Victor soupira. Non, les deux dernières années n'avaient pas été simples ; elles se rapprochaient plus de l'enfer. Un long enfer glacial, pavé d'épines sur lesquelles il avait dû marcher sans s'arrêter.
— Et dire que tu aurais pu finir comme ça si...
— Ne dis pas de bêtises. C'est grâce à toi que j'ai pu tenir. Tu ne t'es jamais excusé d'avoir été leurs amis ? Je ne t'ai jamais remercié non plus pour tout ce que tu as fait. Même à cette période.
— Je ne comprends pas... Comment peux-tu rester là sans m'en vouloir ?
— Je t'en ai voulu. Mais je sais que ce n'est pas une rature dont tu es entièrement responsable. Et toi ? Comment peux-tu m'aimer après ce que je lui ai fait ?
— Tu as subi ta propre colère. Tu n'as pas à t'en vouloir. Et elle n'était pas nette non plus, analysa Yann. Tôt ou tard, Candice aurait pété un plomb. Que ce soit sur toi ou sur un autre. Que tu en aies été la principale victime ne fait qu'aggraver son cas, cela dit.
— J'ai...
— Victor, il faut que tu comprennes quelque chose. Tu as été harcelé par cette folle. Qu'elle soit ma meilleure amie ne change rien au problème. Elle a joué un jeu dangereux. Non... Elle... Elle était dangereuse. Et je n'ai même pas été là pour l'arrêter à temps. Pour t'arrêter à temps. Je suis... Je suis... monstrueux, se condamna-t-il, étouffant un nouveau sanglot.
Les lèvres de Victor s'étirèrent en un sourire presque étincelant. Un sourire fort, un sourire qui se dressait sur son visage comme un mur solide. Un mur qu'aucun danger ne pourrait passer.
— L'important, c'est que je sois là, et qu'elle ne fasse plus de mal à personne.
Yann le regarda, surpris, les yeux grands ouverts. Victor essuya la larme solitaire qui coulait sur sa propre joue.
— Allez. Rentrons, avant que l'averse ne retombe.
— Oui.
Alors qu'ils commencèrent à avancer, Yann s'arrêta d'un seul coup et leva la tête vers les cieux. Victor l'observa mais ne l'imita qu'une seconde, difficilement. Il préférait le calme rassurant de la terre à l'infini des cieux.
— Victor... Il va falloir qu'on termine ce roman.
— Ce n'était pas prévu, à la base ?
— Si. Mais je veux qu'on le termine le plus vite possible.
— On n'est pas supposé prendre plaisir en écrivant un roman ? ricana Victor.
— Oui, mais... Je veux vraiment qu'on ne perde pas de temps.
La voix de Yann était devenue trop grave pour Victor.

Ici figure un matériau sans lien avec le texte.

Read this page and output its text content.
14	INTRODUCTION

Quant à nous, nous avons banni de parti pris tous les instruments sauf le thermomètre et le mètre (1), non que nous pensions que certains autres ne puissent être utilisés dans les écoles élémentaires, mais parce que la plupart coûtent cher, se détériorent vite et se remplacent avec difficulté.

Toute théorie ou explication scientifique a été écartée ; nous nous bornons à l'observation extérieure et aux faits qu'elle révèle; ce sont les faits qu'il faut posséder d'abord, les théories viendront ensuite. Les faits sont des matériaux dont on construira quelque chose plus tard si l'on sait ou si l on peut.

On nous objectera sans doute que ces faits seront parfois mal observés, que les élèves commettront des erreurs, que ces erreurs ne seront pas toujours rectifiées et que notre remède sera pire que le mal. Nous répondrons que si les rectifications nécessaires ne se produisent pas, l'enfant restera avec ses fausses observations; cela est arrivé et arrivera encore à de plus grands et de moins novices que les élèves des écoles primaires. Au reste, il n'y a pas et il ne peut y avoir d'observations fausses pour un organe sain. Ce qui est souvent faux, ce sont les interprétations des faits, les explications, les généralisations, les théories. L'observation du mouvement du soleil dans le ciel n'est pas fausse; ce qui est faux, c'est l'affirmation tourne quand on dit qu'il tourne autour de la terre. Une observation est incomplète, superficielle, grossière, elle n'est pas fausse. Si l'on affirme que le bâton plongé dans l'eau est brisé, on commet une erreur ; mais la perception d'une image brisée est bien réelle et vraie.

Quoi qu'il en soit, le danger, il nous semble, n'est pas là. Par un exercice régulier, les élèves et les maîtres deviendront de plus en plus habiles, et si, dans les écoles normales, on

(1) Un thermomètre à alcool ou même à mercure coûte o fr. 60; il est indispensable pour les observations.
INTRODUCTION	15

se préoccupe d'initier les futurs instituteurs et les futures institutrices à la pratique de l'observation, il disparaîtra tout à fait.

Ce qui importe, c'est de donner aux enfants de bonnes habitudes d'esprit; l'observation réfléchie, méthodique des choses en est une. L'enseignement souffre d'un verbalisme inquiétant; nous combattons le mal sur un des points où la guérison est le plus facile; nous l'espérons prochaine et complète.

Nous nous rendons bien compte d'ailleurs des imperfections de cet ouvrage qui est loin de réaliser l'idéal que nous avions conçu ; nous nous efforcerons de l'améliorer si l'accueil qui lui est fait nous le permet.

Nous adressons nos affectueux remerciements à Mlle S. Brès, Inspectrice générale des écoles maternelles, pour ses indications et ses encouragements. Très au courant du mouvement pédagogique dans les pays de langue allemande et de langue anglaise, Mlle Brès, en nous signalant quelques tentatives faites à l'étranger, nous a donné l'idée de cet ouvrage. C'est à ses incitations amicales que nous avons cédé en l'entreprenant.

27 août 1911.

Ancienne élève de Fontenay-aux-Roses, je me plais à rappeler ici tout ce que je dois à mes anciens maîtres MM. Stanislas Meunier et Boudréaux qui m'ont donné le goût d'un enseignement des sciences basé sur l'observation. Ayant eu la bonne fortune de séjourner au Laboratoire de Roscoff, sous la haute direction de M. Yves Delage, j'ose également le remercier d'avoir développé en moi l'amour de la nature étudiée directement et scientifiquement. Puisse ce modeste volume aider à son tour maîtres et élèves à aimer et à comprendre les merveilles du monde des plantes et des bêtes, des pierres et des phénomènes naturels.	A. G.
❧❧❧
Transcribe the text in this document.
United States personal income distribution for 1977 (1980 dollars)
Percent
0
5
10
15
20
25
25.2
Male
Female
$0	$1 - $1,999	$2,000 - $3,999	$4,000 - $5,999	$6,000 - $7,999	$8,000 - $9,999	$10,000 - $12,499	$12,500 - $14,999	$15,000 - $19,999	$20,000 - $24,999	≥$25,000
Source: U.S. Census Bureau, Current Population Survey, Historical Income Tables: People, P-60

Ce dernier leva un sourcil pour lui demander de continuer.
— C'est juste que... Je...
Le temps se suspendit aux lèvres du blond. Le vent continua sa course plus lentement, poussant tranquillement les nuages avec lui. Yann prit une grande inspiration. Victor tiqua. Ses yeux ne brillaient pas exactement de la même façon. On pouvait aisément croire qu'une tempête douce passait au ralenti dans le creux de ses iris. Ils resplendissaient comme deux étoiles consumant leurs derniers éclats.
— Victor, il faut que je te dise quelque chose.
Le temps s'était suspendu aux lèvres de Yann ; la poitrine de Victor se serra, prise dans l'étau du pessimisme.
— Je ne sais même pas par où commencer. Alors, je vais te poser une simple question. Pourras-tu me pardonner ?
— Mais... de quoi parles-tu ? Qu'est-ce que tu veux dire ?
— Je ne crois pas que ce soit le bon endroit pour en parler, soupira Yann.
— T'es sérieux ? hallucina Victor. Tu ne peux pas me dire quelque chose comme ça et te défiler ensuite ! Je n'en ai rien à foutre de l'endroit !
— Très bien...
Yann prit une grande inspiration. Une seule. Longue, difficile, douloureuse. Destructrice.
— Je suis malade. Gravement malade.
— Quoi ?
Alors le coeur de Victor s'arrêta, ses jambes lâchèrent, ses bras tombèrent, son corps tout entier se disloqua sous le poids des quelques mots qui suivirent.
— Il ne me reste plus beaucoup de temps à vivre.